Depending on your license agreement, you may need to be prudent with what you preserve. Stream (on SharePoint) video content will fall under your storage quota for OneDrive and SharePoint. If recording video is part of your role, you may need to request more storage space from your employer. If not, you’ll want to keep these limits in mind, especially if the video content you record doesn’t directly support revenue-driving activities.
In OneDrive for Business, the default file naming convention includes the date and time you recorded your video. You’ll want to rename it quickly to avoid having a folder full of unrecognizable files. You can also add captions and transcripts to your video by accessing the Properties settings. In fact, though Stream (on SharePoint) is not the most robust option, it does boast an impressive array of editing features.
With Stream (on SharePoint), you can:
And more functions are likely on the way. In 2021, Microsoft bought a service called Clipchamp, which offers far more editing features. The company may integrate the service into Stream on SharePoint, which could allow users to create longer videos, combine video clips, and incorporate complex special effects.
By integrating video recording, Microsoft provides clients with enterprise-wide production capability. Further, its integration allows users to create custom workflows incorporating Microsoft’s full suite of apps without relying on standalone vendors, industry-specific software applications, and customized systems integrations.
Historically, Microsoft’s classic Stream was fairly disconnected from the rest of Microsoft 365. Now Stream (on SharePoint) allows users a more robust UX experience, allowing them to share video content, search for it more effectively, and comment on it. Moreover, Stream (on SharePoint) allows you to categorize and store video content in OneDrive and SharePoint according to group rules aligned with your policies. For example, by folding videos into Microsoft Purview Data Lifecycle Management (formerly known as Microsoft Information Governance), you can ensure you preserve critical video content for archival, HR, regulatory, or legal reasons.
Further, by folding video content into Stream (on SharePoint), users can naturally manage audio and video files just as easily as other common files.
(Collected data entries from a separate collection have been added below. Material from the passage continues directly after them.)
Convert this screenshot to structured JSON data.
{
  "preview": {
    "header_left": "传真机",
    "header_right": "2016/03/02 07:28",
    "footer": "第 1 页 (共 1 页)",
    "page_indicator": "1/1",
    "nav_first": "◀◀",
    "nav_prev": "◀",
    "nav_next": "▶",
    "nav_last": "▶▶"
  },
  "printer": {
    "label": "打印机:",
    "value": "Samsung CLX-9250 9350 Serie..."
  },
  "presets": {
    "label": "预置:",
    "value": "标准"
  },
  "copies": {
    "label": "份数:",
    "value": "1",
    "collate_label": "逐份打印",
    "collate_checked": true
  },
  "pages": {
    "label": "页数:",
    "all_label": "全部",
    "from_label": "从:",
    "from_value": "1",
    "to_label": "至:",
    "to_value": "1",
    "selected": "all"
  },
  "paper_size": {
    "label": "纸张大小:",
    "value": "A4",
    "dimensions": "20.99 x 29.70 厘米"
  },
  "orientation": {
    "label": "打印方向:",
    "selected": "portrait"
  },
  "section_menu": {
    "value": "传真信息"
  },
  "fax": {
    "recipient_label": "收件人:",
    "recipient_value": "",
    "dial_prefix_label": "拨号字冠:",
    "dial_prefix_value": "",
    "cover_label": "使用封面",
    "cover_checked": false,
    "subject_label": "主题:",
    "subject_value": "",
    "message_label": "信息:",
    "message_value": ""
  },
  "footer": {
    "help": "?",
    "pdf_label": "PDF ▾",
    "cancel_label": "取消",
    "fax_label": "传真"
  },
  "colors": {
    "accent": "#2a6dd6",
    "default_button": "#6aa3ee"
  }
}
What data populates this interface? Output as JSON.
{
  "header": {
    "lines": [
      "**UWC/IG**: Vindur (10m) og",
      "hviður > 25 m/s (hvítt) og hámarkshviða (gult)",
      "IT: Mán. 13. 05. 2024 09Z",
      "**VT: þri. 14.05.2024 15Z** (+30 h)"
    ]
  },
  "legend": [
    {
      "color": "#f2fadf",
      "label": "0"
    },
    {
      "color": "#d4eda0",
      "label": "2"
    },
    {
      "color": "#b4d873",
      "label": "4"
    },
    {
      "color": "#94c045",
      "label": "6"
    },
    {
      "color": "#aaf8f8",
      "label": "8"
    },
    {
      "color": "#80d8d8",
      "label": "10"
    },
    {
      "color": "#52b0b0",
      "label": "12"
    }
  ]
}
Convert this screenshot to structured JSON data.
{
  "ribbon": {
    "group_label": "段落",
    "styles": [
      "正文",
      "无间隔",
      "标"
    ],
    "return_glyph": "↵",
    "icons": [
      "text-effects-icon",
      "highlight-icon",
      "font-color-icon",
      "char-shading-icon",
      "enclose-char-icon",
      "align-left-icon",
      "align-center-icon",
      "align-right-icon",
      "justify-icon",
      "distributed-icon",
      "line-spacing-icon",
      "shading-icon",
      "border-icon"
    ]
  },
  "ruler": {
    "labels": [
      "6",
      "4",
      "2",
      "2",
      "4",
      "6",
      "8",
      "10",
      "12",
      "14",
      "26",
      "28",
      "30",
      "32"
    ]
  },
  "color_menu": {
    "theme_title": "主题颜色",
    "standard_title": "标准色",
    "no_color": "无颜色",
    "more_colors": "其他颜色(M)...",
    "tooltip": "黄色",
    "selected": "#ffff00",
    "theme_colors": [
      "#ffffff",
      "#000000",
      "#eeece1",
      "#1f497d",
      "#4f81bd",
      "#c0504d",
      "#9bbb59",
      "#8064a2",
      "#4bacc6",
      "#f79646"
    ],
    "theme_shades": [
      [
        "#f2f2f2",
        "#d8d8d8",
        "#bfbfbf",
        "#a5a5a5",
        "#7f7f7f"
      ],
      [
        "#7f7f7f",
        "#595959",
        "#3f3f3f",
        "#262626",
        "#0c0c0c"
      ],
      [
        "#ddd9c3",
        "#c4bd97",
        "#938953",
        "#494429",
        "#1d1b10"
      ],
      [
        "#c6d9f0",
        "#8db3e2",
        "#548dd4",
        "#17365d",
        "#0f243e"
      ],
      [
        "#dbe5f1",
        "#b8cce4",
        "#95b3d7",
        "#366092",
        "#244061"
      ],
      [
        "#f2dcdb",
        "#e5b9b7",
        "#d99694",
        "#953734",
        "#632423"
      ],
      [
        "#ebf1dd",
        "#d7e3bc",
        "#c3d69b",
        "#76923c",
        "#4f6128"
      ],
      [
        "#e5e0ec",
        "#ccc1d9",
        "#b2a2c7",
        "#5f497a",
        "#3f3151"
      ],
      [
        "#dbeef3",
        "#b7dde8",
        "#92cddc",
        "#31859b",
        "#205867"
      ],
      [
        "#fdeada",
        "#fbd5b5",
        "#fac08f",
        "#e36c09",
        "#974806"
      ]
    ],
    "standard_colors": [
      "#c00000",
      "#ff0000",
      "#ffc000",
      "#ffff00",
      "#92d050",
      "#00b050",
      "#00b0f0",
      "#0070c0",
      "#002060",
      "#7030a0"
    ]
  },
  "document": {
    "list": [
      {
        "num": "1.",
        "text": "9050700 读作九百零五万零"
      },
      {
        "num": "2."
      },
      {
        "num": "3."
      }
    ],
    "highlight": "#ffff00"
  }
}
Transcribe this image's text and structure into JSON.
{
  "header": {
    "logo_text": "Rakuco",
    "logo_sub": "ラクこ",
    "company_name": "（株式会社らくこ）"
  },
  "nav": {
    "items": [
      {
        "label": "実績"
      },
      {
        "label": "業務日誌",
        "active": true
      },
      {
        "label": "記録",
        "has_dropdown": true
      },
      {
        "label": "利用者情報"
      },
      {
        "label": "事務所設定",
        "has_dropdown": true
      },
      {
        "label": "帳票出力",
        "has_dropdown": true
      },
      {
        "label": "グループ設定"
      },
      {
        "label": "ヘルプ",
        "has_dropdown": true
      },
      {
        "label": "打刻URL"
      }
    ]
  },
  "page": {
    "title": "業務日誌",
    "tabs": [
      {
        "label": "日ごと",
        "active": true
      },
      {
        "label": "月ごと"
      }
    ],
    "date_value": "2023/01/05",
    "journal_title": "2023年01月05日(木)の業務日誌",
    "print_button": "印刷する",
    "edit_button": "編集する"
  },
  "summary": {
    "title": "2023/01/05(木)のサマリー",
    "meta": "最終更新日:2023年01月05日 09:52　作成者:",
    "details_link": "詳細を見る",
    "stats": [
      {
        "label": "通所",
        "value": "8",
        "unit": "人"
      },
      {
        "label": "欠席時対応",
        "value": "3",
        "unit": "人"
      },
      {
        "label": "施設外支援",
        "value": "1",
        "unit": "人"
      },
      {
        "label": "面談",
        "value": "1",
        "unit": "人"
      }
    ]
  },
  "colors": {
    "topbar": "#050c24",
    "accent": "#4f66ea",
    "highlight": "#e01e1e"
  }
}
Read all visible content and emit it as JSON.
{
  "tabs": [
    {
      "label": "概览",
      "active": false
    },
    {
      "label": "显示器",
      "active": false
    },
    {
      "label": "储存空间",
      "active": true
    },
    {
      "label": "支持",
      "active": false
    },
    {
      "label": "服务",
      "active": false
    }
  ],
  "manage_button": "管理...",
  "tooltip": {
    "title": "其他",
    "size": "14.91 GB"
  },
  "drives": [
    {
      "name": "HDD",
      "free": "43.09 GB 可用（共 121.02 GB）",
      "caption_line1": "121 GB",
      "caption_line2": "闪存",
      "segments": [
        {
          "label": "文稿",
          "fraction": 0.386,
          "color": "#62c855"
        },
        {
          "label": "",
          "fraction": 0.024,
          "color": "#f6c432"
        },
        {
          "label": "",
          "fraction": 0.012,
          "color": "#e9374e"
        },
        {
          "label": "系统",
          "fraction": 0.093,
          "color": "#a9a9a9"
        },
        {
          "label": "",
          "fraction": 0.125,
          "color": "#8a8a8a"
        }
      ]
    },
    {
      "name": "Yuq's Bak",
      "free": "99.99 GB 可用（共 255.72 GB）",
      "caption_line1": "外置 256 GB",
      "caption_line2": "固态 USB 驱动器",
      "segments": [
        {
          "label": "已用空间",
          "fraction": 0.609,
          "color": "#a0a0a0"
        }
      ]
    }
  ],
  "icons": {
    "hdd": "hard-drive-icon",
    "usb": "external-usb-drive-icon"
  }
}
There’s not a single video portal destination, but using SharePoint, you can create webpages and sites where you can embed videos for user viewing. You can also share video content across the organization through OneDrive, Teams, or SharePoint for other users to access as they see fit. You can also publish videos to the Yammer Community and boost your organizational visibility.
Stream (on SharePoint) also provides you with analytics, so you know who’s watching your video content and how engaging they find it. You can see trends, traffic, unique visitors over time, what parts of a video were watched, and more. This information can help you create more engaging content and tailor how you present it to capture your audience’s attention more effectively.
With Stream (on SharePoint’s) arrival, the classic Stream will soon be retired. Microsoft estimates providing an actual retirement date in the first quarter of 2023 and gradually sunsetting the classic Stream over the following 24 months. But the company also wants to make it as easy as possible for Stream users to move to the new platform. They’ve made a migration tool available here to help users move their existing video content simultaneously or in batches from Stream to Stream (on SharePoint). Moreover, Stream live events are transitioning to Teams live events. As that process is ongoing, the company also plans to send a formal notification about the retirement timeline for Stream live events shortly.